In the clear aligner group, all patients were treated without extractions, so IPR was utilized to help decrease protrusion. Tongue thrust habits, which can cause infraeruption of the lower incisors, are frequently observed in patients with reverse Curve of Spee. With Invisalign's G4 protocol, extrusion attachments can be placed on the lower incisors to help extrude them in leveling the occlusal plane to help obain a flat Curve of Spee in the lower arch. This can be done without posteiror extrusion and opening the vertical dimension.
The present study showed that clear aligners can be effective in controlling the vertical dimension and correcting even severe anterior open bites in adult hyperdivergent patients without utilizing TADs or other auxiliaries. Therefore, clear aligners can be a useful treatment modality when successful TAD placement is not readily achievable.
Most recent studies24,25 that evaluated the effectiveness and efficiency of clear aligner therapy compared to fixed appliances have shown statistically significant shorter treatment times for the clear aligner group. However, there was no difference found in the present study.
Long-term stability of open bite correction has long been a problem. Relapse has been reported in 20–44% of conventionally treated patients.22,23 Stability of anterior open bite correction using clear aligners has not been reported. Therefore, further research needs to be done to follow these patients during retention.

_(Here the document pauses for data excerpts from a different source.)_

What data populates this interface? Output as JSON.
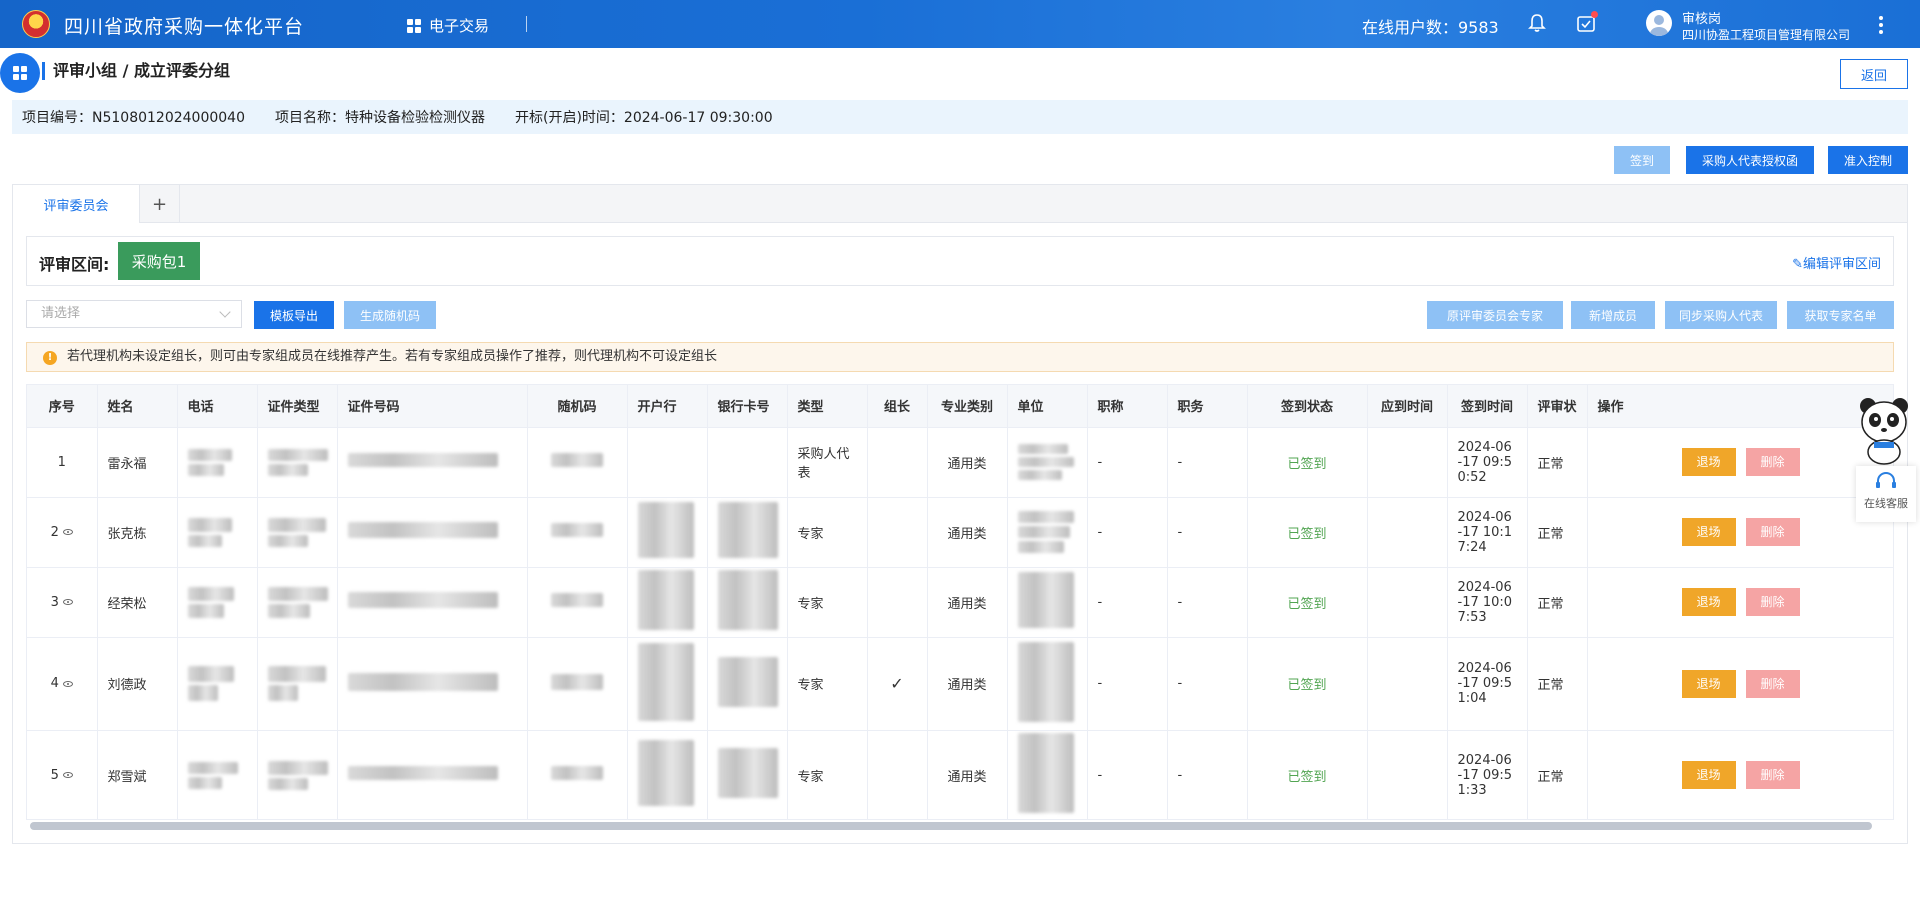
{
  "header": {
    "title": "四川省政府采购一体化平台",
    "nav_label": "电子交易",
    "online_users": "在线用户数：9583",
    "user_name": "审核岗",
    "user_org": "四川协盈工程项目管理有限公司"
  },
  "breadcrumb": "评审小组 / 成立评委分组",
  "back_label": "返回",
  "project": {
    "number": "项目编号：N5108012024000040",
    "name": "项目名称：特种设备检验检测仪器",
    "open_time": "开标(开启)时间：2024-06-17 09:30:00"
  },
  "top_actions": {
    "sign": "签到",
    "auth": "采购人代表授权函",
    "access": "准入控制"
  },
  "tabs": {
    "active": "评审委员会",
    "add": "+"
  },
  "section": {
    "label": "评审区间:",
    "package": "采购包1",
    "edit": "编辑评审区间"
  },
  "toolbar": {
    "select_placeholder": "请选择",
    "export": "模板导出",
    "gen_random": "生成随机码",
    "orig_experts": "原评审委员会专家",
    "add_member": "新增成员",
    "sync_rep": "同步采购人代表",
    "get_list": "获取专家名单"
  },
  "warning": "若代理机构未设定组长，则可由专家组成员在线推荐产生。若有专家组成员操作了推荐，则代理机构不可设定组长",
  "table": {
    "headers": [
      "序号",
      "姓名",
      "电话",
      "证件类型",
      "证件号码",
      "随机码",
      "开户行",
      "银行卡号",
      "类型",
      "组长",
      "专业类别",
      "单位",
      "职称",
      "职务",
      "签到状态",
      "应到时间",
      "签到时间",
      "评审状态",
      "操作"
    ],
    "rows": [
      {
        "no": "1",
        "name": "雷永福",
        "type": "采购人代表",
        "leader": "",
        "category": "通用类",
        "title": "-",
        "post": "-",
        "sign_status": "已签到",
        "sign_time": "2024-06-17 09:50:52",
        "review": "正常"
      },
      {
        "no": "2",
        "name": "张克栋",
        "type": "专家",
        "leader": "",
        "category": "通用类",
        "title": "-",
        "post": "-",
        "sign_status": "已签到",
        "sign_time": "2024-06-17 10:17:24",
        "review": "正常"
      },
      {
        "no": "3",
        "name": "经荣松",
        "type": "专家",
        "leader": "",
        "category": "通用类",
        "title": "-",
        "post": "-",
        "sign_status": "已签到",
        "sign_time": "2024-06-17 10:07:53",
        "review": "正常"
      },
      {
        "no": "4",
        "name": "刘德政",
        "type": "专家",
        "leader": "✓",
        "category": "通用类",
        "title": "-",
        "post": "-",
        "sign_status": "已签到",
        "sign_time": "2024-06-17 09:51:04",
        "review": "正常"
      },
      {
        "no": "5",
        "name": "郑雪斌",
        "type": "专家",
        "leader": "",
        "category": "通用类",
        "title": "-",
        "post": "-",
        "sign_status": "已签到",
        "sign_time": "2024-06-17 09:51:33",
        "review": "正常"
      }
    ],
    "exit_label": "退场",
    "delete_label": "删除"
  },
  "sign_time_lines": [
    [
      "2024-06",
      "-17 09:5",
      "0:52"
    ],
    [
      "2024-06",
      "-17 10:1",
      "7:24"
    ],
    [
      "2024-06",
      "-17 10:0",
      "7:53"
    ],
    [
      "2024-06",
      "-17 09:5",
      "1:04"
    ],
    [
      "2024-06",
      "-17 09:5",
      "1:33"
    ]
  ],
  "type_lines_row1": [
    "采购人代",
    "表"
  ],
  "review_header_visible": "评审状",
  "customer_service": "在线客服",
  "colors": {
    "header_blue": "#1a6fd6",
    "primary": "#1a73e8",
    "package_green": "#3a9b5c",
    "signed_green": "#52a552",
    "exit_orange": "#f0a629",
    "delete_pink": "#f5a4a4"
  }
}
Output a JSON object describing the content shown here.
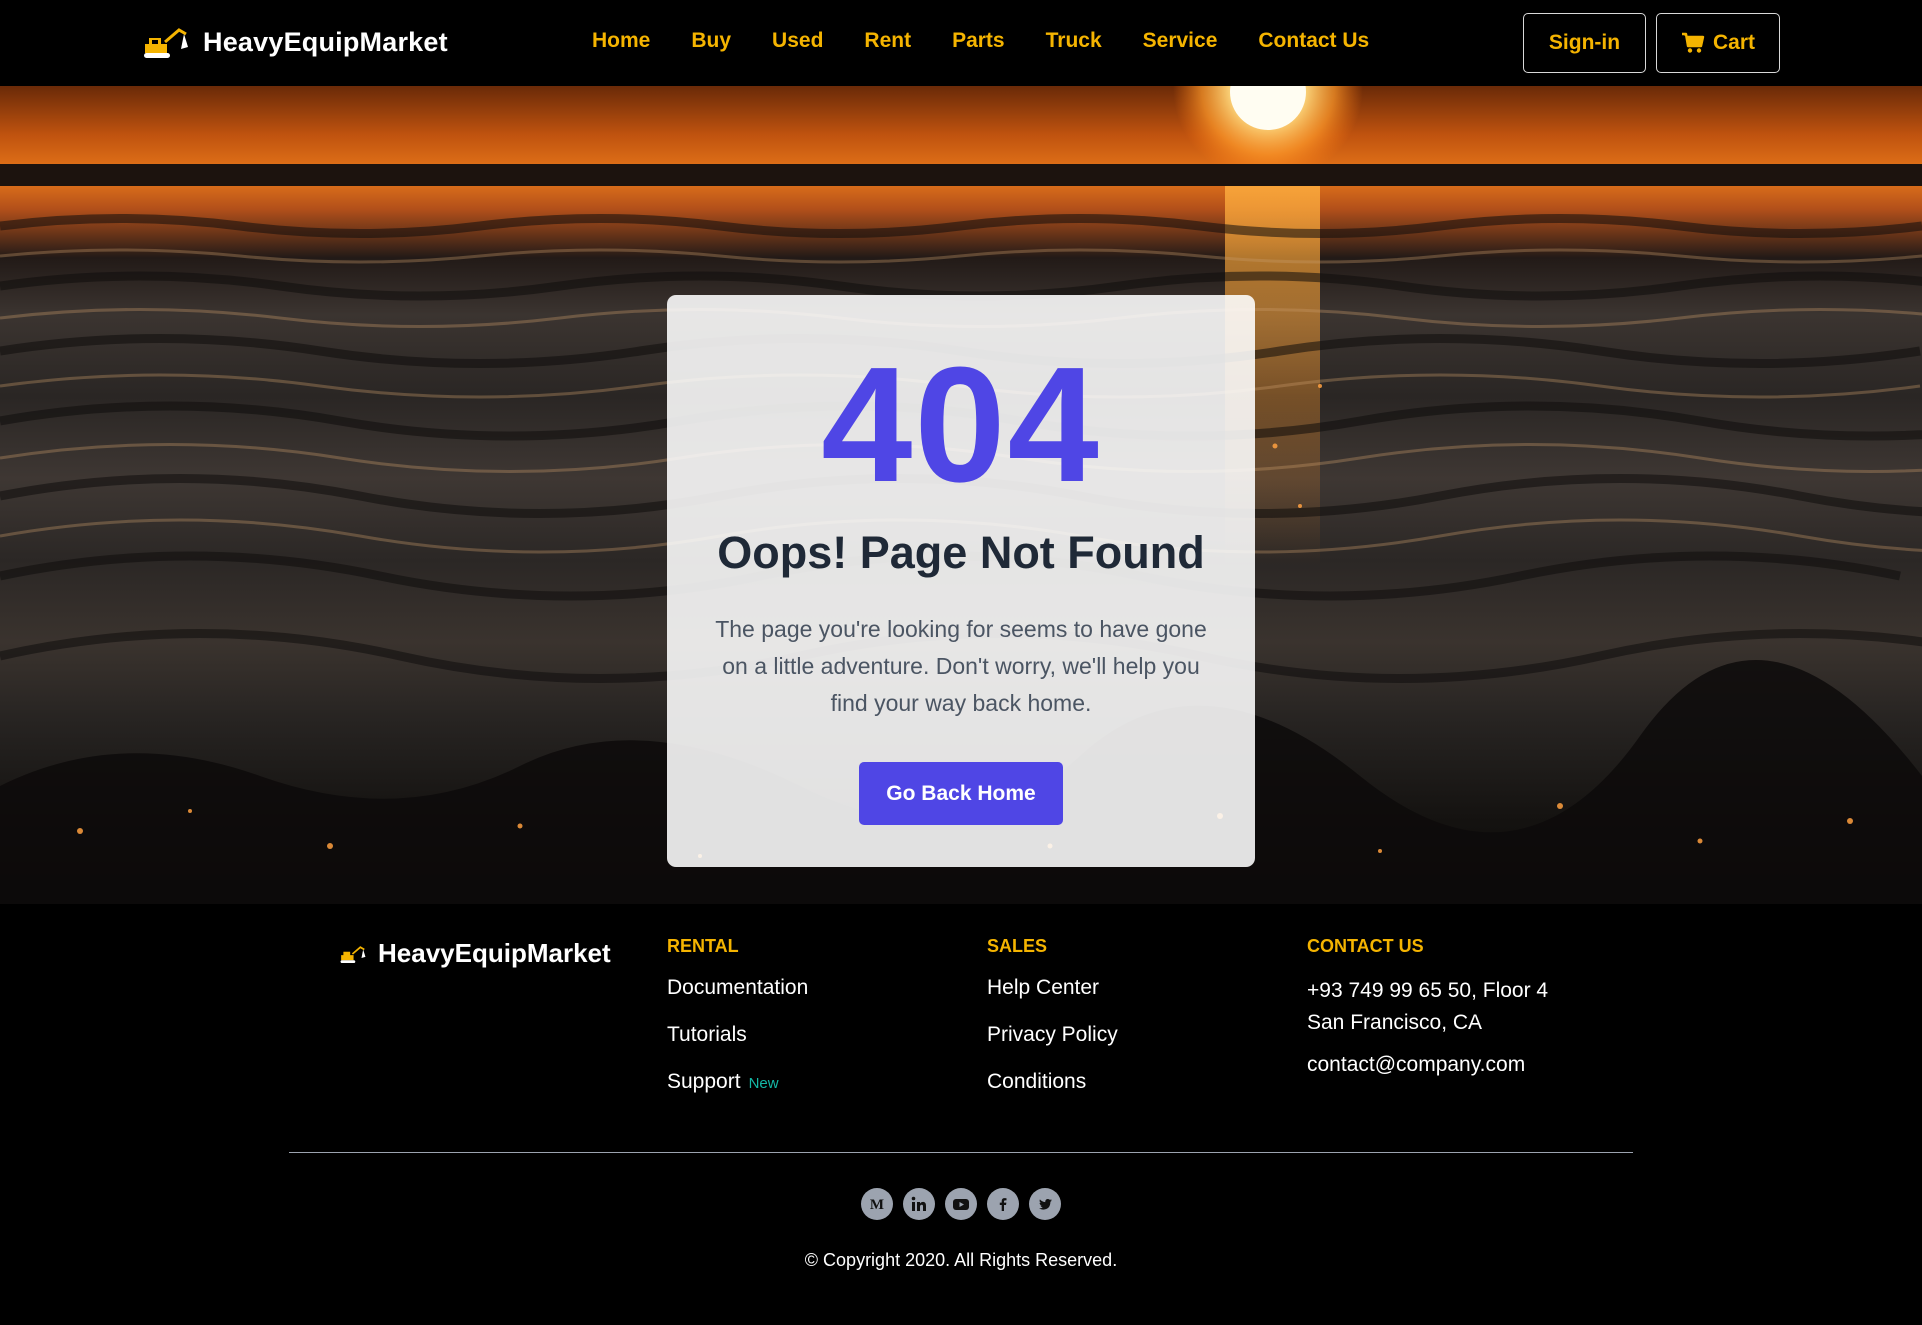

This study had some limitations. For instance, retrospective studies are particularly subject to incomplete records. In the present study, the rate of incomplete records was relatively low, and the study's deficiencies were documented in Table 2 and Figure 2. In addition, the present study sample was derived from a single clinician's practice, and the treatment modalities used in fixed appliance and clear aligner therapy may be unique to the clinician's skill and expertise. Therefore, generalization of the results of this study may be limited, and the study should be carefully interpreted.
The magnitude of anterior open bite correction obtained using clear aligners and fixed appliances did not demonstrate a statistically significant difference in adult hyperdivergent patients. The vertical dimension was maintained, and changes in MPA were small in both treatment groups, with no statistical difference between the two groups. Therefore, there was a need to reject the two null hypotheses.
Significant retroclination of the upper and lower incisors, good vertical control, and no significant extrusion of the posterior teeth appear to be the main mechanisms for open bite correction.